Code With Bug	Code With Fix
Source Code Not Available	Source Code Not Available

CVE-2002-1876

BF Taxonomy

Cause: Failure to recognize repeated interactions leads to failure to properly limit

Attributes:
Interaction: Authentication Attempt
Number: Specificed Number
Unit: Specfied Time interval
Actor: Authenticated Users

Consequence: Resource exhaustion (consumption of all granted licenses) leading to DoS

BF Description:

"Failure to recognize repeated interactions that are rapid initiations of message exchange requests from authenticated users, leads to failure to properly limit them to a specified number per specified time interval, which may be exploited for resource exhaustion (consumption of all granted licenses) leading to DoS." [2]

CVE Description

"Microsoft Exchange 2000 allows remote authenticated attackers to cause a denial of service via a large number of rapid requests, which consumes all of the licenses that are granted to Exchange by IIS." [4]

Analysis

[4] includes sufficient information for describing this CVE using BF.

Source Code

Code With Bug	Code With Fix
Source Code Not Available	Source Code Not Available

CVE-2002-1018

BF Taxonomy

Cause: Failure to limit

Attributes:
Interaction: Checkout
Number: Single
Unit: User
Actor: User

Consequence: Resource exhaustion (consumption of all granted licenses) leading to DoS

BF Description

"Failure to limit the checkouts of a book to a single one per user may be exploited for resource exhaustion leading to DoS." [2]

CVE Description

"The library feature for Adobe Content Server 3.0 does not verify if a customer has already checked out an eBook, which allows remote attackers to cause a denial of service (resource exhaustion) by checking out the same book multiple times." [5]

Analysis

[5] includes sufficient information for describing this CVE using BF.

Source Code

Code With Bug	Code With Fix
Source Code Not Available	Source Code Not Available

References

[1] The MITRE Corporation, CVE Common Vulnerabilities and Exposures, CVE-2002-0628.

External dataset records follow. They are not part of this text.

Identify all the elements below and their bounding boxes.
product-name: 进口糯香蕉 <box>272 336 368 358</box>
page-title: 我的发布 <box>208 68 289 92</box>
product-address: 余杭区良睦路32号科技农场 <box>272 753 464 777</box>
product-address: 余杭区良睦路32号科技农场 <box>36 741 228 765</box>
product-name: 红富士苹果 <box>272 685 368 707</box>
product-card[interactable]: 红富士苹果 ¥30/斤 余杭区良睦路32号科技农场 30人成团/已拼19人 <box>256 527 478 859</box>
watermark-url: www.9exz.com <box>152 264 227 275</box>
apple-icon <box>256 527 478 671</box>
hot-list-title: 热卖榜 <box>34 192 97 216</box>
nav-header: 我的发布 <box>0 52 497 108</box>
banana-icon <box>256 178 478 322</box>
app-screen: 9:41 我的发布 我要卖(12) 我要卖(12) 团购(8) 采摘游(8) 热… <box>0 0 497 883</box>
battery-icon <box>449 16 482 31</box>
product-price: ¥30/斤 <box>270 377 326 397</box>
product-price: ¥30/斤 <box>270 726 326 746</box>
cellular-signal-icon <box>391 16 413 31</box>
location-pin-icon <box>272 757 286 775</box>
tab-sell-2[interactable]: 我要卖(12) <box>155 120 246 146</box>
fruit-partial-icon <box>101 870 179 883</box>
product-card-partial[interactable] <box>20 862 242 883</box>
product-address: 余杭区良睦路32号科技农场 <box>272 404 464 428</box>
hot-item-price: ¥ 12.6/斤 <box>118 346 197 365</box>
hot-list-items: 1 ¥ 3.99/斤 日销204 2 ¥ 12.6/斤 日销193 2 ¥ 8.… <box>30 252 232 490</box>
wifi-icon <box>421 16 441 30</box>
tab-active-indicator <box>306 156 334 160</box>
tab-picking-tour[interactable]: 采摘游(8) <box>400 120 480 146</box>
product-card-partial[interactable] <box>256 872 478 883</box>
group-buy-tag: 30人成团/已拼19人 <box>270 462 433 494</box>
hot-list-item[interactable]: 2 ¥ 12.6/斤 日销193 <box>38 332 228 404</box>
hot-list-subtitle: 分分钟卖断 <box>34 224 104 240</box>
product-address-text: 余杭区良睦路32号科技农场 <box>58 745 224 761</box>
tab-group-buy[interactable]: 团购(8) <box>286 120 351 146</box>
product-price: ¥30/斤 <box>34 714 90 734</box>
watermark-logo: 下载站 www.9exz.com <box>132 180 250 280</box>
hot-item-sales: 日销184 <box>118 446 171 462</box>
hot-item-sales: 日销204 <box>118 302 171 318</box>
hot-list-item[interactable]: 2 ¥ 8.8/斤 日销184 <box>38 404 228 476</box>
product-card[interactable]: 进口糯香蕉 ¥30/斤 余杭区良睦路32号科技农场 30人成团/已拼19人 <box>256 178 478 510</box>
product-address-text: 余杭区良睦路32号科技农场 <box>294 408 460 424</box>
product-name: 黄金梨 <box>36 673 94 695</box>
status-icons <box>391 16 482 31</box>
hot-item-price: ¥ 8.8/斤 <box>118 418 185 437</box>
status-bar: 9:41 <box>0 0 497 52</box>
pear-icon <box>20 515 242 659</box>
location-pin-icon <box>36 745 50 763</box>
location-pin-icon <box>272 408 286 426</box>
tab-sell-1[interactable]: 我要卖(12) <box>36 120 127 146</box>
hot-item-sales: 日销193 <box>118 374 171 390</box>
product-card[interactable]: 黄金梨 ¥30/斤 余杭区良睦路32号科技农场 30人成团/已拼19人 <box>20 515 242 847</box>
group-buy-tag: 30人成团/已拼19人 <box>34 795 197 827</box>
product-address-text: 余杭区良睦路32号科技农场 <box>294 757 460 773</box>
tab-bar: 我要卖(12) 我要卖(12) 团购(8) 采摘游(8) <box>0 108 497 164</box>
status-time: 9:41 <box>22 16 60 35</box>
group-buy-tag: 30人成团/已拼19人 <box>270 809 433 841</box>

[2] Irena Bojanova, Paul E. Black, Yaacov Yesha, and Yan Wu, The Bugs Framework (BF): A Structured Approach to Express Bugs, QRS 2016, Vienna, Austria.

[3] The MITRE Corporation, CWE Common Weakness Enumeration, CWE-307: Improper Restriction of Excessive Authentication Attempts.

[4] The MITRE Corporation, CVE Common Vulnerabilities and Exposures, CVE-2002-1876.

[5] The MITRE Corporation, CVE Common Vulnerabilities and Exposures, CVE-2002-1018.